Loading...
Le Origini2017-05-26T15:46:16+00:00

ALBERICA FILO DELLA TORRE

LA VITA

Alberica dei conti Filo della Torre di santa Susanna era una nobil donna romana che è stata brutalmente assassinata il 10 Luglio del 1991 nella sua residenza all’Olgiata, Roma.

Durante la sua vita, ha continuamente svolto attività filantropiche volte ad aiutare i meno fortunati, specialmente bambini e persone disagiate per le quali si è sempre impegnata.

Si distingueva in ambito sociale per la sua passione e l’attenzione con cui organizzava eventi benefici, frequentati dalle persone più in vista del tempo.

LE INDAGINI

Le indagini per la ricerca del colpevole dell’omicidio si sono protratte per vent’anni e sono state costellate da macroscopici e grossolani errori e lacune.

Basti pensare che l’assassino avrebbe potuto essere assicurato alla giustizia pochi giorni dopo il delitto se soltanto la Procura avesse ascoltato la registrazione del suo colloquio telefonico con il ricettatore al quale intendeva vendere i gioielli trafugati alla contessa. Mentre quella registrazione è rimasta inascoltata per vent’anni negli archivi della Procura.

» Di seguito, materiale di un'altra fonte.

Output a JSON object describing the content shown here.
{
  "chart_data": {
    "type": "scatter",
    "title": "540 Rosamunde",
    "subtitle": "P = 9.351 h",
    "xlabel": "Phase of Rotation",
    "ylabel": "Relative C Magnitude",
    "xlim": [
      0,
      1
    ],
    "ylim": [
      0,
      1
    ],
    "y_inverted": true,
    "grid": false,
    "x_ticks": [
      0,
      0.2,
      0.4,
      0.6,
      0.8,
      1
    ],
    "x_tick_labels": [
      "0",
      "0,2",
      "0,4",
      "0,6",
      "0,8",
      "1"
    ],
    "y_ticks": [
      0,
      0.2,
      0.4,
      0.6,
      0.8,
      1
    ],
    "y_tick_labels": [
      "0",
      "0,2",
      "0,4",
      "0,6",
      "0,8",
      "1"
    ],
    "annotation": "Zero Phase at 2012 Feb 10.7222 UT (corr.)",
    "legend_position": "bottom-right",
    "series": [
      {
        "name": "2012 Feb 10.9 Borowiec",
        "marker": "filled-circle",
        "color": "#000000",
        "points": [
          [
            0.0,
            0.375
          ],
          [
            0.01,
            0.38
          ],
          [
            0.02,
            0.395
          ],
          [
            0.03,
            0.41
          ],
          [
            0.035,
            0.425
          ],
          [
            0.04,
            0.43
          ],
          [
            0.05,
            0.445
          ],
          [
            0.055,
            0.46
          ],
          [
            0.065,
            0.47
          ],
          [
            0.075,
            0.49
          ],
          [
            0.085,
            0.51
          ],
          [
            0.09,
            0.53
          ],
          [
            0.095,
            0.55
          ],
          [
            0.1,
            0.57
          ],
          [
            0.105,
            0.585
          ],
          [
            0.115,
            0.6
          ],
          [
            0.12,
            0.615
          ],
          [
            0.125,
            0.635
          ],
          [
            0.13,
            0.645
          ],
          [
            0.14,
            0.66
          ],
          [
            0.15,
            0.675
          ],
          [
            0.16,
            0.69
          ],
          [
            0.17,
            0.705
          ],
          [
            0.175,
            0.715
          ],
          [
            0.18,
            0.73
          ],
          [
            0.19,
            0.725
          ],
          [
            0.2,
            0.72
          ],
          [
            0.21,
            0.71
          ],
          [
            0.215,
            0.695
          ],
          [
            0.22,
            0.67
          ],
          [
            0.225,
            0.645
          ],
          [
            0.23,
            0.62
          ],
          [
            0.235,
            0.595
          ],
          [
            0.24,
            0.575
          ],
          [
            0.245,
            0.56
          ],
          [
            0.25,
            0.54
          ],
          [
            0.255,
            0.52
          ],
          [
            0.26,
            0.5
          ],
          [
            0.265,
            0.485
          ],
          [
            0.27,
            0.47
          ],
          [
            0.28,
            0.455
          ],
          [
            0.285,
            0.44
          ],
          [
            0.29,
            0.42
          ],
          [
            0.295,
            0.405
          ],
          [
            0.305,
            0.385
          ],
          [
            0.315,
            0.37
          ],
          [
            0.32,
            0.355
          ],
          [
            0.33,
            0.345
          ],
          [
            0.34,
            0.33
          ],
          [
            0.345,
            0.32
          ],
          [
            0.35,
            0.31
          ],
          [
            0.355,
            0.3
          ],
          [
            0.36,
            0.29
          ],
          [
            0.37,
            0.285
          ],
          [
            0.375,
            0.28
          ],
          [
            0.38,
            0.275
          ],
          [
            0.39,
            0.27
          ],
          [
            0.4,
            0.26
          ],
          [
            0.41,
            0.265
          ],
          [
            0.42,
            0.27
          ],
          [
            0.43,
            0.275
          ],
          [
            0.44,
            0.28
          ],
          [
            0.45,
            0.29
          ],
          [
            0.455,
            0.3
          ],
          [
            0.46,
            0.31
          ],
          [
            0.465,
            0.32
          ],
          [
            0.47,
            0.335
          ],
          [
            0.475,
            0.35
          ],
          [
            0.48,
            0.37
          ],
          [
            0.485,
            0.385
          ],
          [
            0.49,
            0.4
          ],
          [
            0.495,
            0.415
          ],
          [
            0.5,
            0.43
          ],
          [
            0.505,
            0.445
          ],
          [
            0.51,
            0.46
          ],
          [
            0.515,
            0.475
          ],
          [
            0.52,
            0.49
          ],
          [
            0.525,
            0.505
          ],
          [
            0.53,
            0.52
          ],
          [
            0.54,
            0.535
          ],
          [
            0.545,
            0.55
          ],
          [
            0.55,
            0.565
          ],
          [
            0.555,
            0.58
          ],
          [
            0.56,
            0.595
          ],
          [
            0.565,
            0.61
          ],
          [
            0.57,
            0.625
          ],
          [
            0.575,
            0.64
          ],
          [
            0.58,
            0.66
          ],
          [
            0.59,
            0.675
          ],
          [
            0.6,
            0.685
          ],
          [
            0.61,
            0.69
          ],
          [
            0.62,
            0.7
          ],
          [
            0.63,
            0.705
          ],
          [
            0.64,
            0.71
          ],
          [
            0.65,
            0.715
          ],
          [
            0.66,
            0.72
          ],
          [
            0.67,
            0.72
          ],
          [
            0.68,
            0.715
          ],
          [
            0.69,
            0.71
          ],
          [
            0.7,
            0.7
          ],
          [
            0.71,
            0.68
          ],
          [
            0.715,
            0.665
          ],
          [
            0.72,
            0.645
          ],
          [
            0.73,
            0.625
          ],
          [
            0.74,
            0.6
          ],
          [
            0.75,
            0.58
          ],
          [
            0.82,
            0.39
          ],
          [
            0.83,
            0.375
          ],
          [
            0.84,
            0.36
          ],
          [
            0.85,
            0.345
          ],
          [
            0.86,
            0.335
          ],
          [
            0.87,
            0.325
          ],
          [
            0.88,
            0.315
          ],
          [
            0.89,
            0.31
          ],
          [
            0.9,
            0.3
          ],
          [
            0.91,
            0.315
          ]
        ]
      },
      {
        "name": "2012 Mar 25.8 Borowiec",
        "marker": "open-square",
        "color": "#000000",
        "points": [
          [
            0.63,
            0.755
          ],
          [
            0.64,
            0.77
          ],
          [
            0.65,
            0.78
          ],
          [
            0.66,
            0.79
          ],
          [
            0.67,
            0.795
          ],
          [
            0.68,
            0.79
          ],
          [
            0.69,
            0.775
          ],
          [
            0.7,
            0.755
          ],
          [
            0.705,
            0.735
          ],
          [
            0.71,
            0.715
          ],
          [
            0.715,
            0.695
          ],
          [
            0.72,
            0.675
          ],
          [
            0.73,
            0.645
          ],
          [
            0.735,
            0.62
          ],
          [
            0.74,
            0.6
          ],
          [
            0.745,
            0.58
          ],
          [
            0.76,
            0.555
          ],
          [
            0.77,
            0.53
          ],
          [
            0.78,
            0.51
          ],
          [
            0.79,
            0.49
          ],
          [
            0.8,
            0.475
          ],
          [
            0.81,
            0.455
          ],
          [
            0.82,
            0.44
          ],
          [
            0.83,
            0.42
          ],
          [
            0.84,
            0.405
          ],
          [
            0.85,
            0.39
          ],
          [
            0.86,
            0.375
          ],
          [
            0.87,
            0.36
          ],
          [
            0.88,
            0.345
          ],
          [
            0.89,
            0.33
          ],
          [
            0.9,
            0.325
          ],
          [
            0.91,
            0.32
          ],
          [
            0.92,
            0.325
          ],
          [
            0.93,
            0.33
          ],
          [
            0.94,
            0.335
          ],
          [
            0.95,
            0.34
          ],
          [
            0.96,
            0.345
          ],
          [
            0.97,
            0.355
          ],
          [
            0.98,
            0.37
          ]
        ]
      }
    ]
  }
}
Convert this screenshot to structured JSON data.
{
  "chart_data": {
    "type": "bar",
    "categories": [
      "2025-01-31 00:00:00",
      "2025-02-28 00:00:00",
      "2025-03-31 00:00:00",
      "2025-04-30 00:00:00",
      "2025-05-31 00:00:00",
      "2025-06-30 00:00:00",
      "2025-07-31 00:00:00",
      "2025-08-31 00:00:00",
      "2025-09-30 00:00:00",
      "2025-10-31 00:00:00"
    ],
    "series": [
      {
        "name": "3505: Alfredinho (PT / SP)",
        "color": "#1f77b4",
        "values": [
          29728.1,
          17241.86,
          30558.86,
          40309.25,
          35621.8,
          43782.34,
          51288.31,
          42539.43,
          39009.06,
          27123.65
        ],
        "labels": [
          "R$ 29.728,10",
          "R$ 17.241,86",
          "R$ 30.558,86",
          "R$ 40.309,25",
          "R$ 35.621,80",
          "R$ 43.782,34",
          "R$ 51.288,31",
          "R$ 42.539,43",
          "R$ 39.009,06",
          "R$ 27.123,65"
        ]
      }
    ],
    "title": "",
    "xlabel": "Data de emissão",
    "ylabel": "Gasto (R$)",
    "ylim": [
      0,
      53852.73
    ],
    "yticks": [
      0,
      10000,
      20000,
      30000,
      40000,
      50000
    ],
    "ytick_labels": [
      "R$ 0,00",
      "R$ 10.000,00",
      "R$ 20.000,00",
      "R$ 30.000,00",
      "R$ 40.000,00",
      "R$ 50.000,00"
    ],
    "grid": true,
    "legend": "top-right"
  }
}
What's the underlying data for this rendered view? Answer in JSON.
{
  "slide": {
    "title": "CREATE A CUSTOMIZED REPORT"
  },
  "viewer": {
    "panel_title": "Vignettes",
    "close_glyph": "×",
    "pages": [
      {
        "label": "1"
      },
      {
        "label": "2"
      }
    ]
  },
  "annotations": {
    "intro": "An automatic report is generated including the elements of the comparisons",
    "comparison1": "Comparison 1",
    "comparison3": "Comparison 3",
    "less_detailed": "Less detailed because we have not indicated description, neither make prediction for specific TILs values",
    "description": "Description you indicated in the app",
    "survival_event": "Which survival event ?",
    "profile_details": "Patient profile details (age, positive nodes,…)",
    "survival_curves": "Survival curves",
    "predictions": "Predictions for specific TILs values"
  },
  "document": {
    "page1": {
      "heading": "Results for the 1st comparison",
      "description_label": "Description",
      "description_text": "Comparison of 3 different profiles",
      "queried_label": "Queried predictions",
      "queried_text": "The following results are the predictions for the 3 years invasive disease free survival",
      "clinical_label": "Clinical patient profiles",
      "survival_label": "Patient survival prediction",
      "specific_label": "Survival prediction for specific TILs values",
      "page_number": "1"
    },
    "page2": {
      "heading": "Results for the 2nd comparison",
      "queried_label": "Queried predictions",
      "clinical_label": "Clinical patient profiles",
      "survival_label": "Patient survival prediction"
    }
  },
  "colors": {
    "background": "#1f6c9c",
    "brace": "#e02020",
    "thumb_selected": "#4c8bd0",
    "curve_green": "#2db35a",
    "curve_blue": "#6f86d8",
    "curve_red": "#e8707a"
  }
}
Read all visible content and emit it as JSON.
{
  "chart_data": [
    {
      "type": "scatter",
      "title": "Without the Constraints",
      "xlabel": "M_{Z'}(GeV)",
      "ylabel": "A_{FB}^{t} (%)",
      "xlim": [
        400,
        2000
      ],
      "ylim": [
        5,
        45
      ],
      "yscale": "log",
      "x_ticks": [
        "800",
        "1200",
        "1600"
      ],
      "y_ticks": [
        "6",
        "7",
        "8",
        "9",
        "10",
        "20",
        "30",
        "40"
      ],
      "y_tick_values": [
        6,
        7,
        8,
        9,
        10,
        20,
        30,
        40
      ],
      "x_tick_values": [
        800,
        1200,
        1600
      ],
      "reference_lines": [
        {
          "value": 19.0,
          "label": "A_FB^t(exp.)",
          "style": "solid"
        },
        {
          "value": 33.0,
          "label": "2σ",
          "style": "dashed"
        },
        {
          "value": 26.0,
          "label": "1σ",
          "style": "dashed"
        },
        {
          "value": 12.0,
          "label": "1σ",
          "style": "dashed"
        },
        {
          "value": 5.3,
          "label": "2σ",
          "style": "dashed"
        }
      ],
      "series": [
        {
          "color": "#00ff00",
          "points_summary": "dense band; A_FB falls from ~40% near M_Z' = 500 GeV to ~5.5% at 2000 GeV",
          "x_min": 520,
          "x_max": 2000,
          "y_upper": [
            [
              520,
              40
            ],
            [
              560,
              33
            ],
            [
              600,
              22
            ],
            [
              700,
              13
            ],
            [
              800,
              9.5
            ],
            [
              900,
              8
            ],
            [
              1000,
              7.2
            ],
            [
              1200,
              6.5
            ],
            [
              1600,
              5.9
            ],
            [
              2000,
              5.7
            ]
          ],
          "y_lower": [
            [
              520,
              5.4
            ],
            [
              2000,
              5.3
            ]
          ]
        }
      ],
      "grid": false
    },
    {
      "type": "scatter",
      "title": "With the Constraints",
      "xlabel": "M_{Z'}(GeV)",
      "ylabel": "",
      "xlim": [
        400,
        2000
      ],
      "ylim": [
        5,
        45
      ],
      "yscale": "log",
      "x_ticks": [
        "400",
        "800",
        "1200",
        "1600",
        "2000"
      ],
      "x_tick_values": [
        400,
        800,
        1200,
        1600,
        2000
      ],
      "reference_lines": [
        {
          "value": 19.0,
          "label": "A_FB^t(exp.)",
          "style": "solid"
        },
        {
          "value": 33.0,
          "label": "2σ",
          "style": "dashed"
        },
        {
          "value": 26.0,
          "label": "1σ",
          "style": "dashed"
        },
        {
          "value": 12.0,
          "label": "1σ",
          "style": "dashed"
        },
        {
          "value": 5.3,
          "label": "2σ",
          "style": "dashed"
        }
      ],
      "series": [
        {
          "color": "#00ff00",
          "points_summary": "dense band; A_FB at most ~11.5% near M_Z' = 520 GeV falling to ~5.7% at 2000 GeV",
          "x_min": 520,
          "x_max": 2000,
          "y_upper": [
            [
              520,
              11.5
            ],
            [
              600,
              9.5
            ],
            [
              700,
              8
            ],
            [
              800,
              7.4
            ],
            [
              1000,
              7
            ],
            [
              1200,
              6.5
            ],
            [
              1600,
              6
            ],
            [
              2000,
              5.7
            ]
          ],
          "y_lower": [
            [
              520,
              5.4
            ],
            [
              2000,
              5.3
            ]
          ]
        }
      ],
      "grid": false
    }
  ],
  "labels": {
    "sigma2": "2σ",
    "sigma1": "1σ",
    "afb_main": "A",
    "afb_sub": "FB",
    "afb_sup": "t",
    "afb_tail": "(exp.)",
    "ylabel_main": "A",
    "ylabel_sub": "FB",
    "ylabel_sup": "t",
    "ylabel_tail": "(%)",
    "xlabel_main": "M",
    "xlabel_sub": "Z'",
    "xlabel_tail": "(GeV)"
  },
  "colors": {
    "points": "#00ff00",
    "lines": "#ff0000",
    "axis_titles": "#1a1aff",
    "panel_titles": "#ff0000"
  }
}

La Procura di Roma ha più volte richiesto la chiusura delle indagini, che sono potute proseguire, ed infine giungere alla soluzione positiva del caso, soltanto grazie alle continue istanze di riapertura e prosecuzione presentate dai familiari della contessa.

LA CONDANNA

Alla scoperta e condanna del colpevole non si sarebbe mai giunti se non ci fosse stata la continua attività di impulso dei familiari della contessa e se il fascicolo non fosse stato finalmente assegnato ad un Pubblico Ministero capace e tenace, quale la Dott.ssa Loy.

Un contributo decisivo alla positiva soluzione del caso è pervenuto anche dai Carabinieri del Ris che analizzarono finalmente tutti i reperti trovando tracce evidentissime dell’assassino.

Si pensi che i precedenti consulenti designati dalla Procura, sordi alle accorate ed insistite istanze dei familiari della contessa, si rifiutarono di esaminare tutti i reperti, incredibilmente ritenendo bastevole un esame a campione, e peraltro ricevendo dalla Procura per tali lacunose e maldestre attività compensi per decine di migliaia di euro.

Ed inoltre confusero i reperti relativi l’omicidio della contessa, con i reperti relativi un altro delitto, come in seguito appurarono i Carabinieri del Ris.

I familiari della contessa sono rimasti sconvolti da questi aspetti inquietanti e sconcertanti delle indagini, ed hanno potuto superare tante avversità con la ferma determinazione di difendere la loro amata congiunta, ma anche grazie ai risparmi di cui disponevano.

Una volta scoperto e condannato l’assassino, il marito e i figli della contessa hanno dunque pensato di adoperarsi per tentare di aiutare le persone meno abbienti che avessero la sventura di trovarsi coinvolti in simili frangenti.

LA STAMPA

Nel corso delle indagini, certa stampa, sempre alla ricerca di improbabili scoop, ha offeso la memoria della contessa con gratuite quanto infondate insinuazioni.

Si pensi che la banale circostanza che la contessa e il marito disponessero di un conto corrente in Svizzera, ove possedevano una casa per le vacanze, venne amplificata e distorta per alimentare l’infondato sospetto che avessero occultato all’estero ingenti e illecite fortune: si parlò del tutto a sproposito di conti miliardari nei quali sarebbero transitate ipotetiche tangenti.

I familiari della contessa, già straziati per la tragica scomparsa della loro congiunta, si sono visti costretti ad agire giudizialmente anche su questo vergognoso ed infamante versante.

MISSION DELLA FONDAZIONE

La Fondazione vuole garantire l’applicazione del giusto processo e dell’adeguato giudizio, con un occhio di riguardo ai reati contro le donne, troppo spesso soggette ad aggressioni a cui non possono prestare difesa.

Pertanto si propone di favorire e contribuire alla tutela giudiziaria della persona ed alla salvaguardia della difesa dei soggetti coinvolti, in piena continuità e consonanza con i principi di giustizia e difesa spettanti a ciascuno in forza della vigente Costituzione italiana, delle leggi e convenzioni internazionali e dei diritti inalienabili dell’uomo.

Scopo della Fondazione è lo svolgimento in via esclusiva, in Italia e all’estero, dell’attività di assistenza nella difesa giudiziaria ed extragiudiziaria, in particolare per programmi rivolti alla tutela processuale di persone indigenti

Inoltre si prefigge come obbiettivo il sostegno all’attività di ricerca e di formazione nel settore legale e giudiziario, sempre con particolare riguardo alle esigenze dei soggetti meno abbienti.